Last week, Newsom issued an executive order asking — but not requiring — cities and counties to temporarily ban evictions for tenants affected by the coronavirus, something Los Angeles and other local governments were already doing.

But only a fraction did. More than 30 state lawmakers sent a letter to the governor on Wednesday asking him to do more. The letter says only 50 of the state’s 539 cities and counties have implemented their own temporary eviction bans.

“With many tenants suddenly out of work and rent due the first week of April, it is critical that the state acts now to assure tenants they will not be evicted,” the letter said.

The letter follows a similar appeal to Newsom last week from more than 140 housing, civil liberties, student and labor groups asking him for greater eviction relief.

At Wednesday’s press conference, the governor said he was frustrated that few cities have passed eviction bans.

“We are very concerned about what is happening – or not happening – at the local level,” Newsom said.
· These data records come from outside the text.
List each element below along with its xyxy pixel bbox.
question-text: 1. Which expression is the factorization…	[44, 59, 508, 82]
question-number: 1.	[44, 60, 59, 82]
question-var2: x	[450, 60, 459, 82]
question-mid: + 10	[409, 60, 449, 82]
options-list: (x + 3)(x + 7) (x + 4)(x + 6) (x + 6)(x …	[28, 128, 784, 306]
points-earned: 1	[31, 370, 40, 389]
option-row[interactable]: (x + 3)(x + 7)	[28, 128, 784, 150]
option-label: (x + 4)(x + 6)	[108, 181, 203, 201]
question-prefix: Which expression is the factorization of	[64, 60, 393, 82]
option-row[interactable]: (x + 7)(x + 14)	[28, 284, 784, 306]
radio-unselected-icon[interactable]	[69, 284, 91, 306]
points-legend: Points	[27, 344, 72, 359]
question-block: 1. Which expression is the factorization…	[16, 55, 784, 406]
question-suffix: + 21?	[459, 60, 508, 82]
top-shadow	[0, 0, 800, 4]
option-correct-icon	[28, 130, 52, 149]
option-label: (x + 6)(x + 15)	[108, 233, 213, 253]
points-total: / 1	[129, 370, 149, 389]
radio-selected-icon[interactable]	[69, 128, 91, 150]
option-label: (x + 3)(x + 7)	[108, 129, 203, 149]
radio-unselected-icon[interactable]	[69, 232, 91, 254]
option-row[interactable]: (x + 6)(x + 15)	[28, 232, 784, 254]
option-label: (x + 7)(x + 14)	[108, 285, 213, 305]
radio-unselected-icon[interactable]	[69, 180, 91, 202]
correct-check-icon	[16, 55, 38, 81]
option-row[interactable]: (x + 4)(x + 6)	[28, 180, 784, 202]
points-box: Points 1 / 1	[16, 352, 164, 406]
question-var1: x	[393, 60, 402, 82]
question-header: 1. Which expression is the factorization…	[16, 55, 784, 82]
While Newsom said he could still implement a statewide moratorium, he noted he was hesitant due to unspecified state-specific legal issues. The governor’s office did not respond to a request for more details on those concerns.

Last week, John Sprankling, a property law expert and professor at the University of the Pacific’s McGeorge School of Law in Sacramento, told the Times that the state had significant power to enact a temporary ban on eviction in an emergency.

“There would definitely be litigation over that,” Sprankling said. “Some owners are going to lose a significant amount of money. But it’s pretty easy to predict that the courts are going to say they’re not entitled to compensation from the state.

As of Wednesday morning, Newsom said 2,535 people in the state have tested positive for COVID-19, including 37 children under the age of 17. Newsom also said the state has now tested more than 66,800 people but is still stuck with slow results.

Dr. Mark Ghaly, secretary of the California health and human services agency, said virus cases are doubling every three to four days in California and an increase in hospitalizations is expected to occur within one to two weeks. under current conditions.

Times writers Anita Chabria and Ben Poston contributed to this report.